Biggest advantage of TN is there is no annual quota which is by far the largest obstacle for most folks trying to even get in the country. Once you're in getting a transfer or obtaining eb2 is much easier bc you're going to have income to support it.


So according to this article Canada has seen an increase of 500,000 foreign students.

Assuming a highly conservative $20k in annual tuition fees (the cheapest decent US public college will run you at least $30k for 2 semesters in tuition alone, never mind fees, living costs, etc), that’s about $10Bn in additional annual revenue with about 4 years locked in, every year.

And that’s just tuition.
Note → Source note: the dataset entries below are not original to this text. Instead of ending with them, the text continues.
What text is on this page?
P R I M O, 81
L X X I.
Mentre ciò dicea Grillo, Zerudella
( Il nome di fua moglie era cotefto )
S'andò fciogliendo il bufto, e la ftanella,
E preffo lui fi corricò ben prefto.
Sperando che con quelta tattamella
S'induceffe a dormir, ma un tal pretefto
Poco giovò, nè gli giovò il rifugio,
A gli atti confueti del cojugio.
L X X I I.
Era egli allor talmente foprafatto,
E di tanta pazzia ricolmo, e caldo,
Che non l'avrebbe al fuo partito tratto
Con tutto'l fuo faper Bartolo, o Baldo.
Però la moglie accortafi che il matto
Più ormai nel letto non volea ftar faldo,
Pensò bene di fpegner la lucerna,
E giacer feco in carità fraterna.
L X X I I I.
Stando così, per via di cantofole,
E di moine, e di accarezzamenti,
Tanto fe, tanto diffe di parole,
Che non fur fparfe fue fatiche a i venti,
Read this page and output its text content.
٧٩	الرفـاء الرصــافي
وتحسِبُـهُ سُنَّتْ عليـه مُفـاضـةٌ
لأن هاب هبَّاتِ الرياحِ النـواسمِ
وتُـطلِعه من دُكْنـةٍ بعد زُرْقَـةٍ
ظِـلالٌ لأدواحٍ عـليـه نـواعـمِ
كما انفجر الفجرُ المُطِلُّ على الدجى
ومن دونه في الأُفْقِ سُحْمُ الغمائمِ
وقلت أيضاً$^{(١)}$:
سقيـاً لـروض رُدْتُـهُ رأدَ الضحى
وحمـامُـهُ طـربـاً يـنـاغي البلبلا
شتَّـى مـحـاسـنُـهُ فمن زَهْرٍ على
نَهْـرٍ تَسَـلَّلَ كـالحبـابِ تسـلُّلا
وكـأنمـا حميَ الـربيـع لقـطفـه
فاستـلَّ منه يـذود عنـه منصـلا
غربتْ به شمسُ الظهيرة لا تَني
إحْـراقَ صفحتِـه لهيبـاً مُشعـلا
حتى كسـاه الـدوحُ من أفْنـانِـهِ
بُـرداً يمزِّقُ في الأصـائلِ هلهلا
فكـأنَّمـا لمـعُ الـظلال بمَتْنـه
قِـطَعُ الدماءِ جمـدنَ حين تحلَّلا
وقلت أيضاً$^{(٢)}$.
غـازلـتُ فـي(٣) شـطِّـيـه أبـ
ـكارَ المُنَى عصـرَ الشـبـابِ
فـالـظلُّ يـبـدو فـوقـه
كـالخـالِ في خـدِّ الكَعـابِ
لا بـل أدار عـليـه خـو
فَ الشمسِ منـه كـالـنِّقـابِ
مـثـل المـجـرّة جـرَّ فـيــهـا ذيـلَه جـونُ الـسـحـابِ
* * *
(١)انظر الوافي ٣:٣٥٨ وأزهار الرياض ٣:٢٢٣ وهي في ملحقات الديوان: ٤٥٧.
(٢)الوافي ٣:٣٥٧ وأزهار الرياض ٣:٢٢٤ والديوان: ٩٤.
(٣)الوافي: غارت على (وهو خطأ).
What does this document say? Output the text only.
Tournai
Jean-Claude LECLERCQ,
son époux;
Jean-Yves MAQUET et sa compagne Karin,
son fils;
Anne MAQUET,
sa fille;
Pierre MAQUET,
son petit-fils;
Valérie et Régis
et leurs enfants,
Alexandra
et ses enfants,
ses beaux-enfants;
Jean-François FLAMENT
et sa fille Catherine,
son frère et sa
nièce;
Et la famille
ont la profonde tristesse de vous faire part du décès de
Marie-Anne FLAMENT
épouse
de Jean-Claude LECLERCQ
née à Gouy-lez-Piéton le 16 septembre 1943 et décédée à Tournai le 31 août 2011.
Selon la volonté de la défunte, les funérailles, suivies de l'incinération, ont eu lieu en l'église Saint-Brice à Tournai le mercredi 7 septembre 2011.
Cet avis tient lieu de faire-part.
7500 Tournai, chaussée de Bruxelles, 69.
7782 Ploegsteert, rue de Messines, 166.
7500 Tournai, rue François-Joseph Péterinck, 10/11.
It doesn’t include living costs, the fact that many students might have friends and family visit, they will contribute to the academic and research programs at the university, and will graduate and almost certainly have a much higher output than what they will consume, being, almost by definition, more highly educated than the average Canadian.


the most frustrating thing about US immigration is that nothing changes. The American politics is deadlocked. Even though both sides agree that GC backlog is a problem, nothing happens because now in American politics only small inconsequential incremental changes are possible. Anything reformative is just not possible here anymore. This is also true for issues that impact americans like gun laws.


> only small inconsequential incremental changes are possible. Anything reformative is just not possible here anymore

For a year that’s seen massive changes in abortion rights, monetary policy, deposit insurance and military posture, this is a strange conclusion to come to.

The answer is the “both sides agree that GC backlog is a problem” observation is wrong.


Well abortion rights were reformed by supreme court and not by politics.



Not sure how to feel about this. It can be a good thing if we get new business and companies in line with all the talent but without that it will just push down Canadian salaries even more. I guess it depends on if they have plans just as effective in encouraging VCs and entrepreneurs to invest more here.


Immigration aside, why don't these countries ever invest in their own citizens to level up?


Many of them do. Canada and India both have some excellent educational instutions. Yet there's often far more lucrative opportunities for an ambitious 20-something in the US than they can easily find in the location they may happen to already be in.

Leveling up is a long, slow process of decades. Immigration offers to improve someone's life a lot faster.


Canada’s dealt with a brain drain problem to the US for a couple of decades at least. The amount of folks I know who got educated in Canada and eventually moved to the US due to CoL and salaries is significant.

It’s a shame.


That's how you buy a house in Canada. Get paid in America.

It’s a shame.


In the United States there have been scholarship programs sponsored by the US government that pay for a students IT degree in exchange for government employment for X years after graduation. Obviously, government pays less than private sector, but at least you have a job and a degree. It would be lovely if private companies offered similar programs. The cynical answer as to why they don't is because it's cheaper to import workers than train them here, plus importing more workers suppresses wages (see supply and demand) and brain drains foreign competition.